MENTAL MATH Write a question that could be used to solve the equation. Then use mental math to solve the equation. $$4 r-1=11$$

Short answer

The solution to the equation is \(r = 3\).

Step-by-step solution

Understand the Equations and Requirements

First, understand the equation \(4r-1=11\). This equation implies 4 times some number \(r\) minus 1 is equal to 11. The task here is to find the number \(r\).

Isolate the variable

Next step is to isolate the variable \(r\) by getting rid of everything else around it. Start by getting rid of -1 in the equation by adding 1 to both sides. This gives \(4r = 11 + 1\).

Simplify the equation

Simplify the right-hand side of the equation by adding up the numbers. This results in the new equation \(4r = 12\).

Solve for the variable

Lastly, solve for \(r\) by dividing both sides of the equation by 4. This gives \(r = 12 / 4\).

Final Simplification

When 12 is divided by 4, the result is 3. So, \(r = 3\), which is the solution to the equation.

Key concepts

Mental Math

Mental math is the skill of performing calculations in one's head without the aid of any writing materials, calculators, or other tools. It's not just a test of computation skills, but also a measure of your understanding of number properties and relationships. This skill is particularly valuable when solving linear equations, as it allows you to quickly assess and manipulate numbers to drive toward a solution.

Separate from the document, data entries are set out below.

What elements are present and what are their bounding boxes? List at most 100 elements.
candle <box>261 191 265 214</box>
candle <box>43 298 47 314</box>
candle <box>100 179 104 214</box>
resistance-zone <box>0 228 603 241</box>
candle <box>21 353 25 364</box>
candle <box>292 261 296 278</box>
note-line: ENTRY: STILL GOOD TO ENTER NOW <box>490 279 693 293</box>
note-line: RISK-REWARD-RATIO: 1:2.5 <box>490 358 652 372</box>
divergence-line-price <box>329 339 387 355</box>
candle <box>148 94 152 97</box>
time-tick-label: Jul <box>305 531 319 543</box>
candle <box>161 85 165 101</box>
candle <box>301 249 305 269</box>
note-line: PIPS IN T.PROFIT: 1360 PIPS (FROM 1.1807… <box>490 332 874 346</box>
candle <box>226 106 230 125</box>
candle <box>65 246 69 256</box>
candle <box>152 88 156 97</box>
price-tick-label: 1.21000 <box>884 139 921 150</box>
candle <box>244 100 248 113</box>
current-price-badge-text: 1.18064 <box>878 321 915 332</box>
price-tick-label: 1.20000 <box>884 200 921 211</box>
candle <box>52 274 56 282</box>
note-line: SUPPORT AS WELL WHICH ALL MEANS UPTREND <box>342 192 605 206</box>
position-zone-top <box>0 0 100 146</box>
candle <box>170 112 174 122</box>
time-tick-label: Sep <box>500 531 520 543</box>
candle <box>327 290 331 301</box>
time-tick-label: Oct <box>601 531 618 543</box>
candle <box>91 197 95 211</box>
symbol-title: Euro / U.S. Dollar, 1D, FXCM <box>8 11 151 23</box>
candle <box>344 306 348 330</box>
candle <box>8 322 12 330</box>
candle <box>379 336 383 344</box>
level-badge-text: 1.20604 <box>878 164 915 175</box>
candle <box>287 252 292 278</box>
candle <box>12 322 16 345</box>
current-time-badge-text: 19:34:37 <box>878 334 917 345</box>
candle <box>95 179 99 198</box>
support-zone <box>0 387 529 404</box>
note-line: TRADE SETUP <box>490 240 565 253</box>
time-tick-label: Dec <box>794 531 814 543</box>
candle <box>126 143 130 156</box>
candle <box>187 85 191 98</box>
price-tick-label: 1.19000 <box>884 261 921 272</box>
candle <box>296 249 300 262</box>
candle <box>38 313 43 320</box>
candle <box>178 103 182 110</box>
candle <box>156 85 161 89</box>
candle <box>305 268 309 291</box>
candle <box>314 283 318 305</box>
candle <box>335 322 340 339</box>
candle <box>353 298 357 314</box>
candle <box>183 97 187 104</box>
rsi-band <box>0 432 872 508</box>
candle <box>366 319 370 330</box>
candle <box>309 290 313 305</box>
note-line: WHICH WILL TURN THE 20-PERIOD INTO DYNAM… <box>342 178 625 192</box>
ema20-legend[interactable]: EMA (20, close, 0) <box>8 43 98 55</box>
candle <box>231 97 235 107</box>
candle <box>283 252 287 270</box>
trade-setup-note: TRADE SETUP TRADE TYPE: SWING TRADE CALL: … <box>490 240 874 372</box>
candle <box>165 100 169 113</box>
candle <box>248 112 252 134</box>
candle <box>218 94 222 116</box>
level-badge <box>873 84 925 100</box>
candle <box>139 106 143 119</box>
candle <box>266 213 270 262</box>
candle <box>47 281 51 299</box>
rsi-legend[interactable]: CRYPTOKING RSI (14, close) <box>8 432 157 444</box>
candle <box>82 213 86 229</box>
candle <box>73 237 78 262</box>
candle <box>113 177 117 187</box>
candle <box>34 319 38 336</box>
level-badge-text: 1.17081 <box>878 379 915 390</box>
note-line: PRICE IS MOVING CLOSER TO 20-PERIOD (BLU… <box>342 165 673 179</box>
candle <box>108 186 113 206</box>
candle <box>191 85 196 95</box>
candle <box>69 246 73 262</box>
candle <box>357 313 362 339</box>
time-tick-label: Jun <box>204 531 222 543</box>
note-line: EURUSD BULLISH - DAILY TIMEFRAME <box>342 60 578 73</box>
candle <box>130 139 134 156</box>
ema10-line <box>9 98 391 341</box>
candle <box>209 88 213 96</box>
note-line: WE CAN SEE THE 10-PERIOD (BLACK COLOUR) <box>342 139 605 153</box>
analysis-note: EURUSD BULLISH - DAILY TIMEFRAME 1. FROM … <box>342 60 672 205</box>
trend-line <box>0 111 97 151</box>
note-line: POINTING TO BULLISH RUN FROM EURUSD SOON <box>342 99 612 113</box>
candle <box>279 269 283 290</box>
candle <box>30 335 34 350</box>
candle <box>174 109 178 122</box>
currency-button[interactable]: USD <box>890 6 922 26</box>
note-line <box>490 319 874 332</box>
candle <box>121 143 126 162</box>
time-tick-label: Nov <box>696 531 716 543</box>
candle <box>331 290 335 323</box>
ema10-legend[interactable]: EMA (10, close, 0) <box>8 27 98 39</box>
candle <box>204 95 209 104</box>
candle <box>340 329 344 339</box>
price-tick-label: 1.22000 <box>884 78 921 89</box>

For instance, with the equation \(4r - 1 = 11\), you could easily do mental math to add 1 to both sides, knowing that \(11 + 1\) equals 12. It's an intuitive process that can often shorten the amount of time needed to solve problems and is especially useful for equations designed to be solved this way. In educational settings, fostering mental math skills can help students enhance their mathematical fluency and intuition.

Isolating the Variable

One of the fundamental steps in solving linear equations is the concept of isolating the variable. This means rearranging the equation so that the variable we want to solve for is on one side of the equation, and everything else is on the other side. When dealing with simple linear equations, the goal is to have the variable by itself, allowing us to see what it equals when compared to the number on the other side of the equals sign.

Considering our example \(4r - 1 = 11\), your goal would be to isolate \(r\). This is achieved by performing the same operation on both sides of the equation to maintain its balance. By adding 1 to each side, you are effectively moving the -1 over to the other side, now having \(4r = 12\). The equation is now set up for the variable \(r\) to be easily found, demonstrating the power and necessity of isolating the variable in solving linear equations.

Simplification of Equations

Simplification of equations is a process of turning a complex mathematical expression into the simplest form possible by combining like terms and eliminating unnecessary parts of the equation. Simplification can involve arithmetic operations such as addition, subtraction, multiplication, and division, and is key to making equations more solvable and understandable.

In the example \(4r = 12\), we simplify by dividing each side by four, which is the coefficient of \(r\). This step reduces the equation to its most straightforward form: \(r = 3\). Through simplification, the core relationship between the variables becomes clear, and this final result manifests the essence of the equation without extraneous elements. Mastering simplification processes can greatly improve a student's efficiency and confidence when tackling various algebraic problems.